HC Deb 28 October 1980 vol 991 cc185-8
7. Mr. Ioan Evans

asked the Secretary of State for Defence what are the latest estimates of expenditure on nuclear weapons.

Mr. Pym

The main items of expenditure on nuclear forces are the running costs of the Polaris force at £165 million this year; the Chevaline improvement programme, which is now nearing completion, at a total cost of about £1,000 million: and the Trident programme at an estimated total capital cost, spread over 15 years, of the order of £4½ billion to £5 billion.

Mr. Evans

At a time when the Government are introducing massive public expenditure cuts over the whole range of social services, why are they unilaterally increasing expenditure on nuclear weapons? Would not their efforts be better used to maintain the peace of the world through a non-proliferation treaty? Does the right hon. Gentleman think that the war in Iran and Iraq would be better if both sides had nuclear weapons?

Mr. Pym

I assure the hon. Gentleman that this increase in expenditure is not unilateral. The Alliance as a whole believes that it is necessary to spend more. Of course, as I have said, I share the hon. Gentleman's desire to spend more on other things that will be socially advantageous.

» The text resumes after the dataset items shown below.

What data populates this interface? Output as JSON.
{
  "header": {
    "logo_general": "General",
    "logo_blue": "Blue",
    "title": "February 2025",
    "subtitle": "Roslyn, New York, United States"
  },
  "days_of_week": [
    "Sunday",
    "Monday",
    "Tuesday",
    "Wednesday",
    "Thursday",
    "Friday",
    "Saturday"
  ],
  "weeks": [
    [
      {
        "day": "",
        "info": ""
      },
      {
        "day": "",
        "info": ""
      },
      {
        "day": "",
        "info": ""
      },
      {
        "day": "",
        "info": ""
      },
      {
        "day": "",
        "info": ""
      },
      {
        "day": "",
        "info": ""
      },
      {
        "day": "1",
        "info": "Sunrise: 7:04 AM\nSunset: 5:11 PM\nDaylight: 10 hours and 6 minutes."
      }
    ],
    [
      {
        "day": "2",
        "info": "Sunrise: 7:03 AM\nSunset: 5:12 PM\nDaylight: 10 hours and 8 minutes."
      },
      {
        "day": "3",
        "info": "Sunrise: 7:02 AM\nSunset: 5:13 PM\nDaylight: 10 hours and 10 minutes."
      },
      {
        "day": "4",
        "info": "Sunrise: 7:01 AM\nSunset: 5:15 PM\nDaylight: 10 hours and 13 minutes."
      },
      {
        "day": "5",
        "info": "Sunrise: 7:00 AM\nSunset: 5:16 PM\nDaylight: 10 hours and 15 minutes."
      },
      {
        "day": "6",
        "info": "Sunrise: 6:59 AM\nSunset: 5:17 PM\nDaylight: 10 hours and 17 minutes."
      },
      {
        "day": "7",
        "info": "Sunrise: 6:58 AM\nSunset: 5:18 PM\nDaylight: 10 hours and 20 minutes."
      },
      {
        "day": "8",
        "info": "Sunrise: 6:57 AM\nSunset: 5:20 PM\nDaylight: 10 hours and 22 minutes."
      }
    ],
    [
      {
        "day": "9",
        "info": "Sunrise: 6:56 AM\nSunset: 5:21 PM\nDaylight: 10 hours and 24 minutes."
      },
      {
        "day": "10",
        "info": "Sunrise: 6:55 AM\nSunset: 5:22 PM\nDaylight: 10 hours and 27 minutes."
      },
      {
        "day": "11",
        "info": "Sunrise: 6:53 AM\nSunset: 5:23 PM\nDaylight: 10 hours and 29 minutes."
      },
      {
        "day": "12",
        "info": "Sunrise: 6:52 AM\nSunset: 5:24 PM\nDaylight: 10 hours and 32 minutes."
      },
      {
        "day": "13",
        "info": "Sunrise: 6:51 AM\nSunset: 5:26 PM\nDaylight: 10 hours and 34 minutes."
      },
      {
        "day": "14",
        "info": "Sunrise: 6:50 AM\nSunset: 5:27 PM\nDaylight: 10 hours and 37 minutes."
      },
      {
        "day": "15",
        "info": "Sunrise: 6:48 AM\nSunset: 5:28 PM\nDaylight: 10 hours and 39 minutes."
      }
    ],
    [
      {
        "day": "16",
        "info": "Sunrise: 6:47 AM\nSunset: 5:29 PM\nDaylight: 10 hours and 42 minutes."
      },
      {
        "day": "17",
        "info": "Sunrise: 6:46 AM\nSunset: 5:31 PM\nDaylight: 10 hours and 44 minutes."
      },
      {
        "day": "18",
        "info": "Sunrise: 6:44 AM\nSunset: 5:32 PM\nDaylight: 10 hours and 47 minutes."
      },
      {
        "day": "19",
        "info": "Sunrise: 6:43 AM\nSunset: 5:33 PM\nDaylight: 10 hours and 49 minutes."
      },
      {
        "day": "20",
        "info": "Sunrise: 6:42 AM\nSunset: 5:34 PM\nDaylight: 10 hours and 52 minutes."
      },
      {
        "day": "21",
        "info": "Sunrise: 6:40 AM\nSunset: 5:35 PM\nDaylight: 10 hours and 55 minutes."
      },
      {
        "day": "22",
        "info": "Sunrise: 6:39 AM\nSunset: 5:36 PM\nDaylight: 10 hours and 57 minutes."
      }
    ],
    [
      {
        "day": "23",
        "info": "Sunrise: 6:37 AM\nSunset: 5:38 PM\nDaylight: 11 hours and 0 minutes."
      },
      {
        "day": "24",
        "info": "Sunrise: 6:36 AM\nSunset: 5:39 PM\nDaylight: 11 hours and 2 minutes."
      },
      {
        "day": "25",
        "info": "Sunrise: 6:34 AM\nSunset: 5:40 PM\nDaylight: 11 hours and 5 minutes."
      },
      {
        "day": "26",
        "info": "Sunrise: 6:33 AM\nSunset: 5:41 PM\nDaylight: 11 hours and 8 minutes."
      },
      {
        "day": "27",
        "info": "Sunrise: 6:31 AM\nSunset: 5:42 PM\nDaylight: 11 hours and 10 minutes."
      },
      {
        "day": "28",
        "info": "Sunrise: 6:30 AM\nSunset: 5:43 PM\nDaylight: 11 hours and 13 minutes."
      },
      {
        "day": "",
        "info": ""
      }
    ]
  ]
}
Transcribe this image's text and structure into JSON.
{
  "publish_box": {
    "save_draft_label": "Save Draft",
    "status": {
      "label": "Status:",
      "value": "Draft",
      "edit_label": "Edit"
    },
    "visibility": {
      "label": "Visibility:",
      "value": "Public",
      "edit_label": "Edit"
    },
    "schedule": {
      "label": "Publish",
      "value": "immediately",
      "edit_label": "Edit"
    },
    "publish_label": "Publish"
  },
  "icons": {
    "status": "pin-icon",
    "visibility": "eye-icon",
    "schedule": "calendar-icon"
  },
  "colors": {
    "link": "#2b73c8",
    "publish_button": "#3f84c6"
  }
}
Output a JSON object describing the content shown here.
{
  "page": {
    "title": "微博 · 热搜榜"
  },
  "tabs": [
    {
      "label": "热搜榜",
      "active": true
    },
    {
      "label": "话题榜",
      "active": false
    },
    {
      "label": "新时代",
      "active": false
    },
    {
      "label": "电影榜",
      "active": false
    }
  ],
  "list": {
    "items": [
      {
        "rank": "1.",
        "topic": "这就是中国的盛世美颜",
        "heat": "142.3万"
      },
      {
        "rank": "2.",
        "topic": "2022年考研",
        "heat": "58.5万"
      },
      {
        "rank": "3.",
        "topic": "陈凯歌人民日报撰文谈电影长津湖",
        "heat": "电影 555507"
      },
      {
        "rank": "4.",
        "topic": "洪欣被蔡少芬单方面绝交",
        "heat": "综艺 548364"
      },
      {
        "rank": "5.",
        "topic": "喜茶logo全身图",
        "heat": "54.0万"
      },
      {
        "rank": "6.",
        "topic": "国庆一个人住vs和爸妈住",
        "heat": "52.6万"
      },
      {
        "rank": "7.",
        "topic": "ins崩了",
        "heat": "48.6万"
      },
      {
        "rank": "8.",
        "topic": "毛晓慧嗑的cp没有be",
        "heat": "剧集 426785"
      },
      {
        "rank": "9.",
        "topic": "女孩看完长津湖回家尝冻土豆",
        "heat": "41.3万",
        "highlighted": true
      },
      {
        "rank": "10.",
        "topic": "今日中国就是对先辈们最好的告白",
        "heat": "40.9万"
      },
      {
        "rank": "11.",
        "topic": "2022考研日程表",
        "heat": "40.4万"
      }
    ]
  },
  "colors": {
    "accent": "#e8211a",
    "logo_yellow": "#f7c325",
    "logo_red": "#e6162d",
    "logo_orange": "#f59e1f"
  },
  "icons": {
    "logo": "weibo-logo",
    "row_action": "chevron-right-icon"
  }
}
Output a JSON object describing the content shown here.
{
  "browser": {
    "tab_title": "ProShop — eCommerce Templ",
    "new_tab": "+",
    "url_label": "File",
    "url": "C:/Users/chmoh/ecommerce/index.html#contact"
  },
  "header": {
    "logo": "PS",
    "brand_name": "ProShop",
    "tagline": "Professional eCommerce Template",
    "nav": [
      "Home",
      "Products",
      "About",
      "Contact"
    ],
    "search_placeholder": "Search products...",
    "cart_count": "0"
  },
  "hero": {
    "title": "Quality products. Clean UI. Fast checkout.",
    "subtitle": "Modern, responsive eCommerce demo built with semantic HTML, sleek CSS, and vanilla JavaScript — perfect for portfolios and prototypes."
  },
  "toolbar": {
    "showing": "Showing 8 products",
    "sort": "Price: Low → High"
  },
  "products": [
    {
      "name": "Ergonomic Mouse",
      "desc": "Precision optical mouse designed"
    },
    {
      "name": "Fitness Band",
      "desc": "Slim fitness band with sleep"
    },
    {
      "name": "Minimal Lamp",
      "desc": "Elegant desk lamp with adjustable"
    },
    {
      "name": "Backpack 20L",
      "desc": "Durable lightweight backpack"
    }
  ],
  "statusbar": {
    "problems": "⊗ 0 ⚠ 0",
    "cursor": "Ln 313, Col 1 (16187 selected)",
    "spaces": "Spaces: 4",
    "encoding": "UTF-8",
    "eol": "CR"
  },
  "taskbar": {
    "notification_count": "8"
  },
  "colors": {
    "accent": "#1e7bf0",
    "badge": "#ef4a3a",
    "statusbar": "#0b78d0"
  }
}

The object of defence is not only to protect the realm, but to maintain our security at the lowest possible cost. We do not want to spend a pound more than we have to. We are not attempting to match in expenditure or weapons systems the threat that faces us, but we do intend to have, and we shall continue to achieve, a degree of security and safety that will deter an aggressor and therefore preserve the peace. If only the arms control negotiations would yield results we would he able to do it even more cheaply, but, whatever the level, if it is the minimum level for our defences, that is what it must be. We hope that before long we can arrive at a situation in which the kind of spending which the hon. Gentleman, myself and everyone wants can happen.

Mr. Wall

As all the major Warsaw Pact defence manoeuvres end in practising for nuclear war, would not that question be better directed to the Kremlin? Will my right hon. Friend reaffirm our loyalty to NATO and to the NATO Treaty, both in conventional and nuclear weapons?

Mr. Pym

The biggest exercise of all did not end in the nuclear issue, because it was designed for a different purpose. I do not think that any hon. Member is in the slightest doubt about our adhesion to NATO, including the right hon. Member for Stockton (Mr. Rodgers) who is at present speaking for the Opposition on defence. I endorse and confirm that we strongly support the NATO aim of annual increases of about 3 per cent., because we believe that that is necessary. During the Government's first year in office we achieved that increase, and we hope that we shall achieve it this year. However, we cannot at this stage say what the outcome for the current year will be.

Mr. Norman Atkinson

Does the Secretary of State agree that the only credibility that he can claim for his argument against nuclear disarmament is that NATO nuclear arms are always technically inferior to those possessed by the Russians? If that is the case he can claim that he would want to negotiate from a position of strength, but if he is saying that British arms are superior to those of the Soviet Union, how can he maintain his argument against disarmament?

Mr. Pym

There is a later question on arms control, but I am not sure that I followed the drift of the hon. Gentleman's intervention. I have not made any comment this afternoon about the relative technical excellence of our weapons as against those of the Russians.

Sir Frederick Burden

Does my right hon. Friend agree that if Afghanistan had had a nuclear deterrent the Russians would have thought more before attempting to invade that country?

Mr. Pym

Whether or not they would have invaded, the Russians made a disastrous error of judgment in invading Afghanistan because they alerted the rest of the world to their true intentions, or at least to the fact that they are prepared to use their growing military strength for military purposes in a neutral and independent sovereign State. I do not know whether nuclear weapons would have deterred them, but I know that the Soviet Union trains its military personnel in the use of nuclear weapons as offensive weapons, and that gives cause for a great deal of concern in the House.

Mr. Rodgers

We should be clear about the Government's intentions with regard to the 3 per cent. increase in defence spending. The Secretary of State said that he could not say whether the Government would achieve a 3 per cent. increase this year. I understand that to mean that the Department is never clear whether it will underspend or overspend. Will the right hon. Gentlemen say plainly that he is still committed, as he was six months ago, to a 3 per cent. further increase in the coming financial year?

Mr. Pym

The Government remain committed to a 3 per cent. increase—this year, next year and the year after. As the right hon. Gentleman said, we cannot be certain, because we do not know whether we will overspend or underspend, but that is the aim, and we are committed to it. [Interruption.] Labour Members shake their heads, but we achieved 3 per cent. real growth last year over the previous year. If the Labour Party was in power that figure would be lower, because it gave a commitment at the time of the general election that it would reduce expenditure on defence, and at the Labour Party conference it was made clear that that figure would be reduced still further. That should cause great anxiety throughout the country, because if that happened we would not be secure and, we would not have a defensive capability to preserve the peace. It is a serious issue.